According to him, the steel used in the ship is equivalent to three Eiffel Towers and the power used “can light up half of Kochi city”.

The construction of INS Vikrant began at the state-owned Cochin Shipyard in Kerala’s Kochi in 2009 and the cost came up to Rs 23,000 crore. The Indian Navy has said that more than 50 Indian manufacturers were directly involved in the project, and about 2,000 Indians received direct employment on board the ship every day.

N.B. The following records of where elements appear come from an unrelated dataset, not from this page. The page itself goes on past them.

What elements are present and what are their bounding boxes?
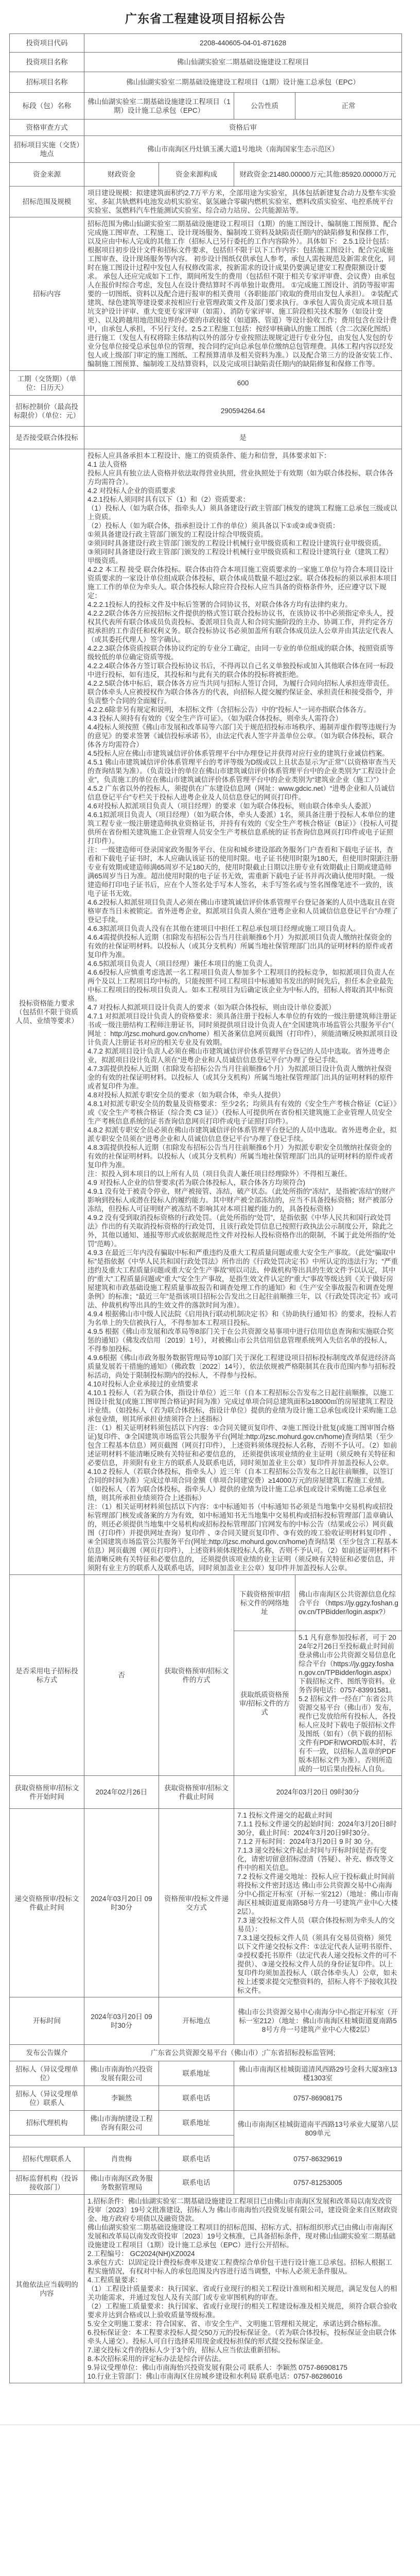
row-scope: 招标范围及规模 项目建设规模：拟建建筑面积约2.7万平方米，全部用途为实验室，具… — [10, 187, 402, 217]
funding-label: 资金来源 — [10, 163, 84, 187]
agency-contact-value: 肖贵梅 — [84, 2147, 159, 2171]
row-electronic-download: 是否采用电子招标投标方式 否 获取资格预审/招标文件的方式 下载资格预审/招标文… — [10, 1575, 402, 1631]
row-consortium: 是否接受联合体投标 是 — [10, 427, 402, 449]
row-invest-name: 投资项目名称 佛山仙湖实验室二期基础设施建设工程项目 — [10, 53, 402, 72]
row-tenderer: 招标人（异议受理单位） 佛山市南海怡兴投资发展有限公司 联系地址 佛山市南海区桂… — [10, 2061, 402, 2086]
tenderer-contact-label: 招标人（异议受理单位）联系人 — [10, 2086, 84, 2111]
obtain-end-label: 获取资格预审/招标文件截止时间 — [159, 1776, 234, 1809]
supervisor-value: 佛山市南海区政务服务数据管理局 — [84, 2171, 159, 2195]
funding-value: 财政资金 — [84, 163, 159, 187]
qualification-method-value: 资格后审 — [84, 120, 402, 136]
row-obtain-time: 获取资格预审/招标文件开始时间 2024年02月26日 获取资格预审/招标文件截… — [10, 1776, 402, 1809]
agency-tel-label: 联系电话 — [159, 2147, 234, 2171]
invest-code-value: 2208-440605-04-01-871628 — [84, 34, 402, 53]
row-duration: 工期（交货期）（单位：日历天） 600 — [10, 371, 402, 396]
tenderer-tel-label: 联系电话 — [159, 2086, 234, 2111]
row-media: 发布公告媒介 广东省公共资源交易平台（佛山市）;广东省招标投标监管网; — [10, 2045, 402, 2061]
section-value: 佛山仙湖实验室二期基础设施建设工程项目（1期）设计施工总承包（EPC） — [84, 93, 234, 120]
scope-value: 项目建设规模：拟建建筑面积约2.7万平方米，全部用途为实验室，具体包括新建复合动… — [84, 187, 402, 217]
row-tenderer-contact: 招标人（异议受理单位）联系人 李颖然 联系电话 0757-86908175 — [10, 2086, 402, 2111]
ceiling-price-value: 290594264.64 — [84, 396, 402, 427]
row-invest-code: 投资项目代码 2208-440605-04-01-871628 — [10, 34, 402, 53]
opening-place-value: 佛山市公共资源交易中心南海分中心指定开标室（开标一室212）（地址：佛山市南海区… — [234, 1997, 402, 2045]
tenderer-label: 招标人（异议受理单位） — [10, 2061, 84, 2086]
row-tender-name: 招标项目名称 佛山仙湖实验室二期基础设施建设工程项目（1期）设计施工总承包（EP… — [10, 72, 402, 93]
row-submit: 递交资格预审/投标文件截止时间 2024年03月20日 09时30分 资格预审/… — [10, 1809, 402, 1997]
download-url-value: 佛山市南海区公共资源信息化综合平台 （https://jy.ggzy.fosha… — [295, 1575, 402, 1631]
notice-nature-label: 公告性质 — [234, 93, 295, 120]
row-opening: 开标时间 2024年03月20日 09时30分 开标地点 佛山市公共资源交易中心… — [10, 1997, 402, 2045]
supervisor-label: 招标监督机构（投诉接收部门） — [10, 2171, 84, 2195]
agency-label: 招标代理机构 — [10, 2111, 84, 2136]
row-other: 其他依法应当载明的内容 1.招标条件：佛山仙湖实验室二期基础设施建设工程项目已由… — [10, 2195, 402, 2383]
row-agency-contact: 招标代理联系人 肖贵梅 联系电话 0757-86329619 — [10, 2147, 402, 2171]
row-content: 招标内容 招标范围为佛山仙湖实验室二期基础设施建设工程项目（1期）的施工图设计、… — [10, 217, 402, 371]
table-gap — [10, 2136, 234, 2147]
location-label: 招标项目实施（交货）地点 — [10, 136, 84, 163]
row-agency: 招标代理机构 佛山市海纳建设工程咨询有限公司 联系地址 佛山市南海区桂城街道南平… — [10, 2111, 402, 2136]
tenderer-value: 佛山市南海怡兴投资发展有限公司 — [84, 2061, 159, 2086]
funding-composition-label: 资金来源构成 — [159, 163, 234, 187]
opening-time-value: 2024年03月20日 09时30分 — [84, 1997, 159, 2045]
agency-value: 佛山市海纳建设工程咨询有限公司 — [84, 2111, 159, 2136]
row-ceiling-price: 招标控制价（最高投标限价）（单位：元） 290594264.64 — [10, 396, 402, 427]
scope-label: 招标范围及规模 — [10, 187, 84, 217]
other-label: 其他依法应当载明的内容 — [10, 2195, 84, 2383]
opening-time-label: 开标时间 — [10, 1997, 84, 2045]
invest-code-label: 投资项目代码 — [10, 34, 84, 53]
tenderer-addr-value: 佛山市南海区桂城街道清风西路29号金科大厦3座13楼1303室 — [234, 2061, 402, 2086]
electronic-bidding-label: 是否采用电子招标投标方式 — [10, 1575, 84, 1776]
media-label: 发布公告媒介 — [10, 2045, 84, 2061]
tender-name-label: 招标项目名称 — [10, 72, 84, 93]
submit-method-label: 资格预审/投标文件递交方式 — [159, 1809, 234, 1997]
funding-composition-value: 财政资金:21480.00000万元;其他:85920.00000万元 — [234, 163, 402, 187]
paper-obtain-label: 获取纸质资格预审/招标文件的方式 — [234, 1631, 295, 1776]
row-funding: 资金来源 财政资金 资金来源构成 财政资金:21480.00000万元;其他:8… — [10, 163, 402, 187]
obtain-start-value: 2024年02月26日 — [84, 1776, 159, 1809]
opening-place-label: 开标地点 — [159, 1997, 234, 2045]
supervisor-tel-label: 联系电话 — [159, 2171, 234, 2195]
ceiling-price-label: 招标控制价（最高投标限价）（单位：元） — [10, 396, 84, 427]
obtain-method-label: 获取资格预审/招标文件的方式 — [159, 1575, 234, 1776]
tenderer-contact-value: 李颖然 — [84, 2086, 159, 2111]
row-location: 招标项目实施（交货）地点 佛山市南海区丹灶镇玉溪大道1号地块（南海国家生态示范区… — [10, 136, 402, 163]
notice-nature-value: 正常 — [295, 93, 402, 120]
row-section: 标段（包）名称 佛山仙湖实验室二期基础设施建设工程项目（1期）设计施工总承包（E… — [10, 93, 402, 120]
qualification-method-label: 资格审查方式 — [10, 120, 84, 136]
agency-addr-label: 联系地址 — [159, 2111, 234, 2136]
media-value: 广东省公共资源交易平台（佛山市）;广东省招标投标监管网; — [84, 2045, 402, 2061]
row-qualification-method: 资格审查方式 资格后审 — [10, 120, 402, 136]
agency-addr-value: 佛山市南海区桂城街道南平西路13号承业大厦第八层809单元 — [234, 2111, 402, 2147]
row-qualification-req: 投标资格能力要求（包括但不限于资质人员、业绩等要求） 投标人应具备承担本工程设计… — [10, 449, 402, 1575]
paper-obtain-value: 5.1 凡有意参加投标者，可于 2024年2月26日至投标截止时间前登录佛山市公… — [295, 1631, 402, 1776]
location-value: 佛山市南海区丹灶镇玉溪大道1号地块（南海国家生态示范区） — [84, 136, 402, 163]
submit-deadline-value: 2024年03月20日 09时30分 — [84, 1809, 159, 1997]
page-title: 广东省工程建设项目招标公告 — [9, 9, 401, 26]
obtain-start-label: 获取资格预审/招标文件开始时间 — [10, 1776, 84, 1809]
content-value: 招标范围为佛山仙湖实验室二期基础设施建设工程项目（1期）的施工图设计、编制施工图… — [84, 217, 402, 371]
submit-deadline-label: 递交资格预审/投标文件截止时间 — [10, 1809, 84, 1997]
tenderer-addr-label: 联系地址 — [159, 2061, 234, 2086]
content-label: 招标内容 — [10, 217, 84, 371]
consortium-label: 是否接受联合体投标 — [10, 427, 84, 449]
invest-name-label: 投资项目名称 — [10, 53, 84, 72]
tender-announcement-table: 投资项目代码 2208-440605-04-01-871628 投资项目名称 佛… — [9, 33, 402, 2383]
qualification-req-value: 投标人应具备承担本工程设计、施工的资质条件、能力和信誉，具体要求如下： 4.1 … — [84, 449, 402, 1575]
section-label: 标段（包）名称 — [10, 93, 84, 120]
supervisor-tel-value: 0757-81253005 — [234, 2171, 402, 2195]
other-value: 1.招标条件：佛山仙湖实验室二期基础设施建设工程项目已由佛山市南海区发展和改革局… — [84, 2195, 402, 2383]
tender-name-value: 佛山仙湖实验室二期基础设施建设工程项目（1期）设计施工总承包（EPC） — [84, 72, 402, 93]
agency-tel-value: 0757-86329619 — [234, 2147, 402, 2171]
electronic-bidding-value: 否 — [84, 1575, 159, 1776]
duration-value: 600 — [84, 371, 402, 396]
qualification-req-label: 投标资格能力要求（包括但不限于资质人员、业绩等要求） — [10, 449, 84, 1575]
obtain-end-value: 2024年03月20日 09时30分 — [234, 1776, 402, 1809]
invest-name-value: 佛山仙湖实验室二期基础设施建设工程项目 — [84, 53, 402, 72]
consortium-value: 是 — [84, 427, 402, 449]
tenderer-tel-value: 0757-86908175 — [234, 2086, 402, 2111]
footer-divider — [0, 2425, 420, 2436]
duration-label: 工期（交货期）（单位：日历天） — [10, 371, 84, 396]
agency-contact-label: 招标代理联系人 — [10, 2147, 84, 2171]
submit-method-value: 7.1 投标文件递交的起截止时间 7.1.1 投标文件递交的起始时间：2024年… — [234, 1809, 402, 1997]
row-supervisor: 招标监督机构（投诉接收部门） 佛山市南海区政务服务数据管理局 联系电话 0757… — [10, 2171, 402, 2195]
download-url-label: 下载资格预审/招标文件的网络地址 — [234, 1575, 295, 1631]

More than 40,000 people were employed indirectly.

Why An Indigenous Aircraft Is Significant To India

Over 76 per cent of the material and equipment on board the carrier is indigenous, including 21,500 tons of special grade steel developed indigenously and used in Indian naval ships for the first time.

The Union Ministry of Ports, Shipping and Waterways has said that the shipping yard “carried out the detailed engineering of the ship using advanced software which enabled the designer to get a complete 3D view of the compartments of the ship”. This is the “first time in the country that a ship of the size of an aircraft carrier is completely modelled in 3D and production drawings extracted from the 3D model”, reports media sources.

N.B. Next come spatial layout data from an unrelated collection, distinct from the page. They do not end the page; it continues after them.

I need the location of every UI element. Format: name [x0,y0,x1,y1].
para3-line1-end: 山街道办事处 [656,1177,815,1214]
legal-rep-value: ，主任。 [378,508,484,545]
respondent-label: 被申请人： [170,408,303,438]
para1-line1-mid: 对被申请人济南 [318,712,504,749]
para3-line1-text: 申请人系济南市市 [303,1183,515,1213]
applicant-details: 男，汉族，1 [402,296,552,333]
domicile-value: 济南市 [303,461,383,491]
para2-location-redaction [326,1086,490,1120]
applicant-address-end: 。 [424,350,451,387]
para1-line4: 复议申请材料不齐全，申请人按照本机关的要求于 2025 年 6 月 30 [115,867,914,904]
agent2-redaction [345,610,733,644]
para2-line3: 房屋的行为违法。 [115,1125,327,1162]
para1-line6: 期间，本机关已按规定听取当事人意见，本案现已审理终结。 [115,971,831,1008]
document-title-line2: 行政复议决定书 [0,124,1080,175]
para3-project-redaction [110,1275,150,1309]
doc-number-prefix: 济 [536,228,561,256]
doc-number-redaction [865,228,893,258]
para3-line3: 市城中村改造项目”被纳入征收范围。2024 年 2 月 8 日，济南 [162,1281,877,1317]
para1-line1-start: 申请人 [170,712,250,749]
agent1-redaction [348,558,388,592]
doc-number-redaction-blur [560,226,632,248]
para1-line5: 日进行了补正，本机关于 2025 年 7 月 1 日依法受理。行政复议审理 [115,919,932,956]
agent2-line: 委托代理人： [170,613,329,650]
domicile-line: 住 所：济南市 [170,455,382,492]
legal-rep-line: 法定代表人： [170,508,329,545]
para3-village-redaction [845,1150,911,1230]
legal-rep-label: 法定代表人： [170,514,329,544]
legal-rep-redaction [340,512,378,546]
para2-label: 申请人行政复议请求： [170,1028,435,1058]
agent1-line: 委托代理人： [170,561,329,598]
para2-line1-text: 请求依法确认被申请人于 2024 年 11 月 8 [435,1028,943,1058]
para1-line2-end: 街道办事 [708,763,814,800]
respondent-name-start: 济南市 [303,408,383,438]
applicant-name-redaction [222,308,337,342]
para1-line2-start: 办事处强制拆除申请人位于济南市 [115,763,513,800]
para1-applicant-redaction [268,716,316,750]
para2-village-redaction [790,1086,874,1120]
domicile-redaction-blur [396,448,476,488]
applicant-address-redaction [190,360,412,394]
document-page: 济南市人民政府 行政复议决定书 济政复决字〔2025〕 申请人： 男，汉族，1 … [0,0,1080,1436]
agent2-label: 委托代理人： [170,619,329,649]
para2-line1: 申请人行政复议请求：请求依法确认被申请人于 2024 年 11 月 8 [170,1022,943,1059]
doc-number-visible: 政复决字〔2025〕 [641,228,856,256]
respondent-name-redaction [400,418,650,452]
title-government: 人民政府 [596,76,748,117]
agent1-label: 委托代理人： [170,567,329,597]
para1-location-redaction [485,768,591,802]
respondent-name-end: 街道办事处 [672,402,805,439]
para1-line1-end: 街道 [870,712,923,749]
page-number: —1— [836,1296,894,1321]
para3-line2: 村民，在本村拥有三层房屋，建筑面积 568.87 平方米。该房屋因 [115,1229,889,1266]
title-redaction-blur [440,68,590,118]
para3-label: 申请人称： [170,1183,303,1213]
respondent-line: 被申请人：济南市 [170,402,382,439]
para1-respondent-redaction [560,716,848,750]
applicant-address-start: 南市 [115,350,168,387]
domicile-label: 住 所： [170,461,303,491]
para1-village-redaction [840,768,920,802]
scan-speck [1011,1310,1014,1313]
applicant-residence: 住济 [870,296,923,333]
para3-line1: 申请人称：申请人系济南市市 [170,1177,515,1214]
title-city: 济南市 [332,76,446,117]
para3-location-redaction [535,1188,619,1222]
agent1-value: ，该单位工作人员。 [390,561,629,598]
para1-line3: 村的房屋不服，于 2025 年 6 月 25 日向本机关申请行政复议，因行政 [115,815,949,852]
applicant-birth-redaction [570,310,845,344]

The Made-in-India warship is a feather in the country’s cap, as only five or six nations have the capacity of building an aircraft carrier.

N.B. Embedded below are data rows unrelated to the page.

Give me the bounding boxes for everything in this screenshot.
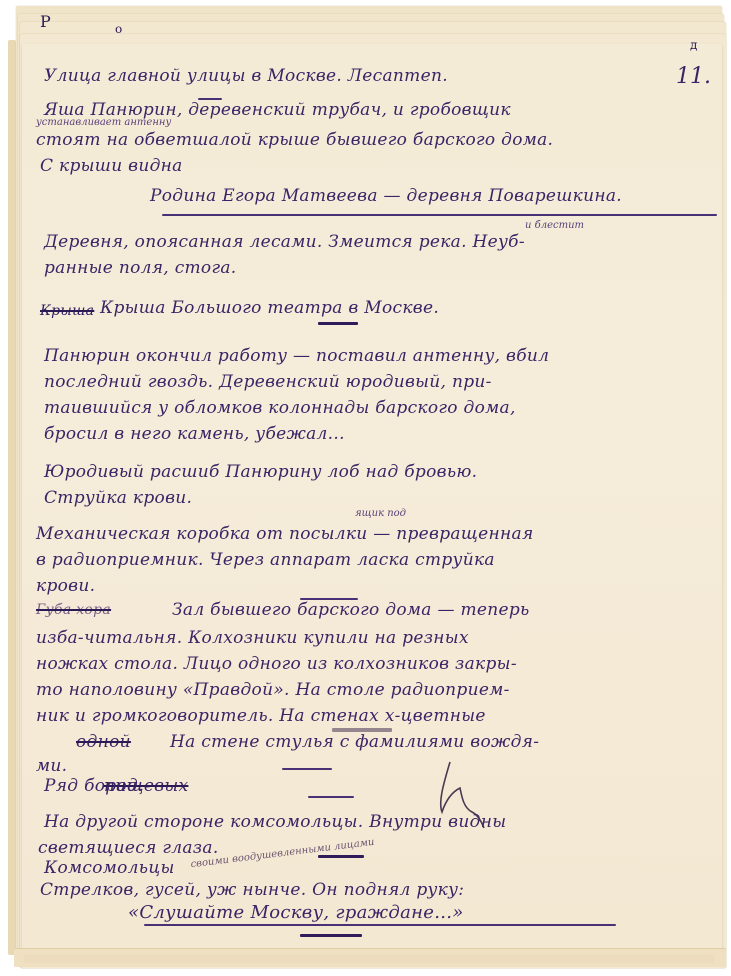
- underline-mark: [318, 322, 358, 325]
- struck-text: одной: [76, 732, 131, 752]
- manuscript-line: Механическая коробка от посылки — превра…: [36, 524, 534, 544]
- stack-bottom-edge: [24, 955, 714, 963]
- manuscript-line: одной: [36, 732, 137, 752]
- inserted-text: и блестит: [525, 220, 584, 231]
- underline-mark: [318, 855, 364, 858]
- manuscript-line: изба-читальня. Колхозники купили на резн…: [36, 628, 469, 648]
- inserted-text: ящик под: [355, 508, 406, 519]
- manuscript-line: Юродивый расшиб Панюрину лоб над бровью.: [44, 462, 477, 482]
- manuscript-line: ник и громкоговоритель. На стенах х-цвет…: [36, 706, 486, 726]
- manuscript-line: таившийся у обломков колоннады барского …: [44, 398, 516, 418]
- manuscript-line: Струйка крови.: [44, 488, 192, 508]
- back-sheet-mark: д: [690, 38, 697, 52]
- heading-underline: [162, 214, 717, 216]
- underline-mark: [282, 768, 332, 770]
- manuscript-line: ножках стола. Лицо одного из колхозников…: [36, 654, 517, 674]
- manuscript-line: Панюрин окончил работу — поставил антенн…: [44, 346, 549, 366]
- manuscript-line: Яша Панюрин, деревенский трубач, и гробо…: [44, 100, 511, 120]
- underline-mark: [308, 796, 354, 798]
- closing-line: «Слушайте Москву, граждане...»: [128, 902, 464, 923]
- manuscript-line: светящиеся глаза.: [38, 838, 219, 858]
- manuscript-line: Зал бывшего барского дома — теперь: [172, 600, 530, 620]
- manuscript-line: ранные поля, стога.: [44, 258, 237, 278]
- manuscript-line: Улица главной улицы в Москве. Лесаптеп.: [44, 66, 448, 86]
- manuscript-line: то наполовину «Правдой». На столе радиоп…: [36, 680, 510, 700]
- manuscript-line: На стене стулья с фамилиями вождя-: [170, 732, 539, 752]
- manuscript-line: последний гвоздь. Деревенский юродивый, …: [44, 372, 492, 392]
- manuscript-line: в радиоприемник. Через аппарат ласка стр…: [36, 550, 495, 570]
- back-sheet-mark: о: [115, 22, 122, 36]
- struck-text: Крыша: [40, 303, 94, 319]
- manuscript-line: стоят на обветшалой крыше бывшего барско…: [36, 130, 553, 150]
- manuscript-line: Деревня, опоясанная лесами. Змеится река…: [44, 232, 525, 252]
- manuscript-line: Стрелков, гусей, уж нынче. Он поднял рук…: [40, 880, 464, 900]
- page-number: 11.: [676, 64, 711, 89]
- underline-mark: [300, 598, 358, 600]
- back-sheet-mark: Р: [40, 12, 51, 31]
- manuscript-line: Комсомольцы: [44, 858, 175, 878]
- manuscript-line: Ряд бород.: [44, 776, 144, 796]
- scene-heading: Родина Егора Матвеева — деревня Поварешк…: [150, 186, 622, 206]
- struck-text: Губа хора: [36, 602, 111, 618]
- paper-spine: [8, 40, 16, 955]
- scene-heading: Крыша Большого театра в Москве.: [100, 298, 439, 318]
- manuscript-line: ми.: [36, 756, 67, 776]
- underline-mark: [300, 934, 362, 937]
- closing-underline: [144, 924, 616, 926]
- manuscript-line: С крыши видна: [40, 156, 183, 176]
- manuscript-line: крови.: [36, 576, 95, 596]
- manuscript-line: На другой стороне комсомольцы. Внутри ви…: [44, 812, 506, 832]
- manuscript-line: бросил в него камень, убежал...: [44, 424, 345, 444]
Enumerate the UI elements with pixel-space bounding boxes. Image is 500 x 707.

What Aircraft Will The Ship Carry?

The warship has been designed to operate “an assortment of fixed-wing and rotary aircraft”. It will be carrying the Russian-made MiG-29K fighter jet, Kamov-31 early warning helicopters, the indigenously manufactured Advanced Light Helicopters and the MH-60R multirole helicopter made by the American defence major Lockheed Martin, according to the Indian Navy.

The warship will offer an “incomparable military instrument with its ability to project Air Power over long distances, including Air Interdiction, Anti-Surface Warfare, offensive and defensive Counter-Air, Airborne Anti-Submarine Warfare and Airborne Early Warning”, it said.

Why Is It Named INS Vikrant?

INS Vikrant was India’s first aircraft carrier, which it acquired from the United Kingdom in 1961. It played a key role in the 1971 war with Pakistan which led to the creation of Bangladesh.

The original Vikrant was deployed in the Bay of Bengal, and its two air squadrons of Sea Hawk fighter jets and Alize surveillance aircraft were used in strikes on ports, merchant ships, and other targets, and to prevent Pakistani forces from escaping through maritime routes, according to a report in The Indian Express.

It was decommissioned in 1997. Now India’s first homemade aircraft carrier will carry the name of her illustrious predecessor.

Does India Have Other Aircraft Carriers?

The Indian Navy has only one operational aircraft carrier at present – the INS Vikramaditya. It served in the erstwhile Soviet and, then the Russian navy as Admiral Gorshkov before being inducted by India in 2013.

The country’s two earlier carriers, INS Vikrant and INS Viraat, were originally the British-built HMS Hercules and HMS Hermes before being commissioned into the Navy in 1961 and 1987 respectively.